It was treason for those founding fathers to gather together in Independence Hall in Philadelphia. Putting pen to paper condemned each of them to the gallows or the headsman's tender mercies. It was the brink that they couldn't step back from, and yet they did it.
A woman asked Dr. Benjamin Franklin as he left the hall what kind of government they created. He responded, "A Republic, if you can keep it."
Sometimes I feel as if the Constitution hangs by a thread, and the Republic, under God has been diluted through the lusts of the 'progressive'. The 'new morality' is simply the old immorality. There's really no other way to couch it. We will survive so long as we are a moral nation. Yet the most dangerous place to be a black person is in the womb...in New York City. You can't separate the sanctity of life from the sanctity of freedom.

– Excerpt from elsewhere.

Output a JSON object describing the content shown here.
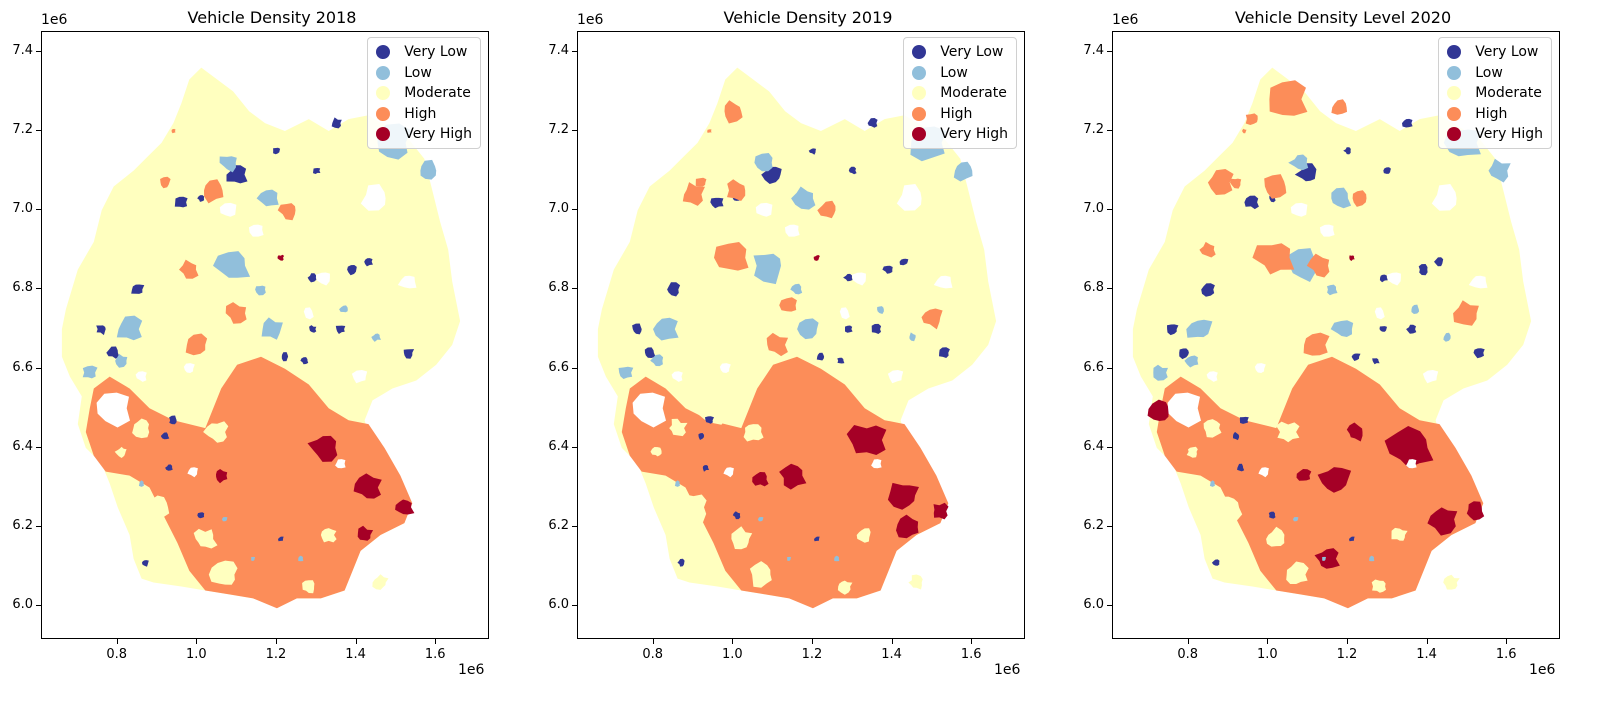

The men who signed the Declaration 235 years ago. Understood this. It's a pity that so many of us do not.
What manner of men were they? Twenty-four were lawyers and jurists, 11 were merchants and tradesmen, and nine were farmers. They were soft-spoken men of means and education; they were not an unwashed rabble. They had achieved security but valued freedom more. Their stories have not been told nearly enough.
John Hart was driven from the side of his desperately ill wife. For more than a year he lived in the forest and in caves before he returned to find his wife dead, his children vanished, his property destroyed. He died of exhaustion and a broken heart.

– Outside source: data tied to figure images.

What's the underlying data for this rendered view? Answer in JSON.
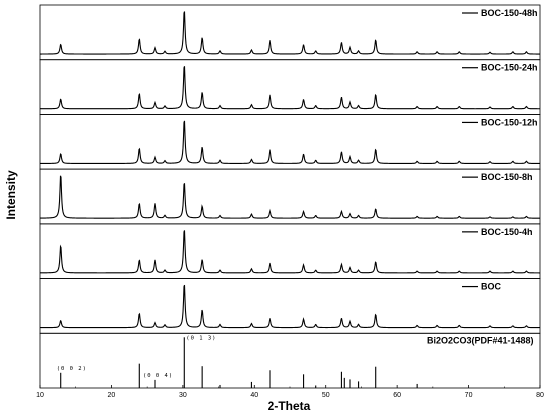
{
  "chart_data": {
    "type": "line",
    "xlabel": "2-Theta",
    "ylabel": "Intensity",
    "xlim": [
      10,
      80
    ],
    "xticks": [
      "10",
      "20",
      "30",
      "40",
      "50",
      "60",
      "70",
      "80"
    ],
    "line_color": "#000000",
    "series": [
      {
        "name": "BOC-150-48h",
        "peaks": [
          [
            12.9,
            0.22
          ],
          [
            23.9,
            0.34
          ],
          [
            26.1,
            0.14
          ],
          [
            27.5,
            0.06
          ],
          [
            30.2,
            1.0
          ],
          [
            32.7,
            0.37
          ],
          [
            35.2,
            0.07
          ],
          [
            39.6,
            0.09
          ],
          [
            42.2,
            0.31
          ],
          [
            46.9,
            0.21
          ],
          [
            48.6,
            0.07
          ],
          [
            52.2,
            0.26
          ],
          [
            53.4,
            0.15
          ],
          [
            54.6,
            0.07
          ],
          [
            57.0,
            0.32
          ],
          [
            62.8,
            0.05
          ],
          [
            65.6,
            0.05
          ],
          [
            68.7,
            0.05
          ],
          [
            73.0,
            0.04
          ],
          [
            76.2,
            0.05
          ],
          [
            78.1,
            0.05
          ]
        ]
      },
      {
        "name": "BOC-150-24h",
        "peaks": [
          [
            12.9,
            0.22
          ],
          [
            23.9,
            0.34
          ],
          [
            26.1,
            0.14
          ],
          [
            27.5,
            0.06
          ],
          [
            30.2,
            1.0
          ],
          [
            32.7,
            0.37
          ],
          [
            35.2,
            0.07
          ],
          [
            39.6,
            0.09
          ],
          [
            42.2,
            0.31
          ],
          [
            46.9,
            0.21
          ],
          [
            48.6,
            0.07
          ],
          [
            52.2,
            0.26
          ],
          [
            53.4,
            0.15
          ],
          [
            54.6,
            0.07
          ],
          [
            57.0,
            0.32
          ],
          [
            62.8,
            0.05
          ],
          [
            65.6,
            0.05
          ],
          [
            68.7,
            0.05
          ],
          [
            73.0,
            0.04
          ],
          [
            76.2,
            0.05
          ],
          [
            78.1,
            0.05
          ]
        ]
      },
      {
        "name": "BOC-150-12h",
        "peaks": [
          [
            12.9,
            0.22
          ],
          [
            23.9,
            0.34
          ],
          [
            26.1,
            0.14
          ],
          [
            27.5,
            0.06
          ],
          [
            30.2,
            1.0
          ],
          [
            32.7,
            0.37
          ],
          [
            35.2,
            0.07
          ],
          [
            39.6,
            0.09
          ],
          [
            42.2,
            0.31
          ],
          [
            46.9,
            0.21
          ],
          [
            48.6,
            0.07
          ],
          [
            52.2,
            0.26
          ],
          [
            53.4,
            0.15
          ],
          [
            54.6,
            0.07
          ],
          [
            57.0,
            0.32
          ],
          [
            62.8,
            0.05
          ],
          [
            65.6,
            0.05
          ],
          [
            68.7,
            0.05
          ],
          [
            73.0,
            0.04
          ],
          [
            76.2,
            0.05
          ],
          [
            78.1,
            0.05
          ]
        ]
      },
      {
        "name": "BOC-150-8h",
        "peaks": [
          [
            12.9,
            1.0
          ],
          [
            23.9,
            0.33
          ],
          [
            26.1,
            0.33
          ],
          [
            27.5,
            0.06
          ],
          [
            30.2,
            0.82
          ],
          [
            32.7,
            0.27
          ],
          [
            35.2,
            0.06
          ],
          [
            39.6,
            0.09
          ],
          [
            42.2,
            0.17
          ],
          [
            46.9,
            0.15
          ],
          [
            48.6,
            0.06
          ],
          [
            52.2,
            0.15
          ],
          [
            53.4,
            0.1
          ],
          [
            54.6,
            0.06
          ],
          [
            57.0,
            0.21
          ],
          [
            62.8,
            0.04
          ],
          [
            65.6,
            0.04
          ],
          [
            68.7,
            0.04
          ],
          [
            73.0,
            0.03
          ],
          [
            76.2,
            0.03
          ],
          [
            78.1,
            0.04
          ]
        ]
      },
      {
        "name": "BOC-150-4h",
        "peaks": [
          [
            12.9,
            0.62
          ],
          [
            23.9,
            0.29
          ],
          [
            26.1,
            0.29
          ],
          [
            27.5,
            0.06
          ],
          [
            30.2,
            1.0
          ],
          [
            32.7,
            0.3
          ],
          [
            35.2,
            0.06
          ],
          [
            39.6,
            0.09
          ],
          [
            42.2,
            0.22
          ],
          [
            46.9,
            0.18
          ],
          [
            48.6,
            0.06
          ],
          [
            52.2,
            0.19
          ],
          [
            53.4,
            0.12
          ],
          [
            54.6,
            0.06
          ],
          [
            57.0,
            0.25
          ],
          [
            62.8,
            0.04
          ],
          [
            65.6,
            0.04
          ],
          [
            68.7,
            0.04
          ],
          [
            73.0,
            0.04
          ],
          [
            76.2,
            0.04
          ],
          [
            78.1,
            0.04
          ]
        ]
      },
      {
        "name": "BOC",
        "peaks": [
          [
            12.9,
            0.16
          ],
          [
            23.9,
            0.32
          ],
          [
            26.1,
            0.11
          ],
          [
            27.5,
            0.06
          ],
          [
            30.2,
            1.0
          ],
          [
            32.7,
            0.4
          ],
          [
            35.2,
            0.07
          ],
          [
            39.6,
            0.09
          ],
          [
            42.2,
            0.21
          ],
          [
            46.9,
            0.19
          ],
          [
            48.6,
            0.07
          ],
          [
            52.2,
            0.21
          ],
          [
            53.4,
            0.14
          ],
          [
            54.6,
            0.07
          ],
          [
            57.0,
            0.3
          ],
          [
            62.8,
            0.05
          ],
          [
            65.6,
            0.05
          ],
          [
            68.7,
            0.05
          ],
          [
            73.0,
            0.04
          ],
          [
            76.2,
            0.04
          ],
          [
            78.1,
            0.04
          ]
        ]
      }
    ],
    "reference": {
      "name": "Bi2O2CO3(PDF#41-1488)",
      "sticks": [
        [
          12.9,
          0.3
        ],
        [
          23.9,
          0.48
        ],
        [
          26.1,
          0.16
        ],
        [
          30.2,
          1.0
        ],
        [
          32.7,
          0.43
        ],
        [
          35.2,
          0.06
        ],
        [
          39.6,
          0.12
        ],
        [
          42.2,
          0.35
        ],
        [
          46.9,
          0.27
        ],
        [
          48.6,
          0.05
        ],
        [
          52.2,
          0.32
        ],
        [
          52.6,
          0.2
        ],
        [
          53.4,
          0.17
        ],
        [
          54.6,
          0.13
        ],
        [
          57.0,
          0.42
        ],
        [
          62.8,
          0.08
        ]
      ],
      "annotations": [
        {
          "text": "(0 0 2)",
          "x": 12.9
        },
        {
          "text": "(0 0 4)",
          "x": 26.1
        },
        {
          "text": "(0 1 3)",
          "x": 30.2
        }
      ]
    }
  }
}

Carter Braxton of Virginia lost all his ships, sold his home to pay his debts, and died in rags. And so it was with Ellery, Clymer, Hall, Walton, Gwinnett, Rutledge, Morris, Livingston and Middleton. Nelson personally urged Washington to fire on his home and destroy it when it became the headquarters for General Cornwallis. Nelson died bankrupt.
But they sired a nation that grew from sea to shining sea. Five million farms, quiet villages, cities that never sleep, 3 million square miles of forest, field, mountain and desert, 227 million people with a pedigree that includes the bloodlines of all the world. In recent years, however, I’ve come to think of that day as more than just the birthday of a nation.
It also commemorates the only true philosophical revolution in all history.
Oh, there have been revolutions before and since ours. But those revolutions simply exchanged one set of rules for another. Ours was a revolution that changed the very concept of government.
Let the Fourth of July always be a reminder that here in this land, for the first time, it was decided that man is born with certain God-given rights; that government is only a convenience created and managed by the people, with no powers of its own except those voluntarily granted to it by the people.
- President Ronald ReaganI wish you all the best of Independence Days. And may Freedom reign in the Spirt of '76!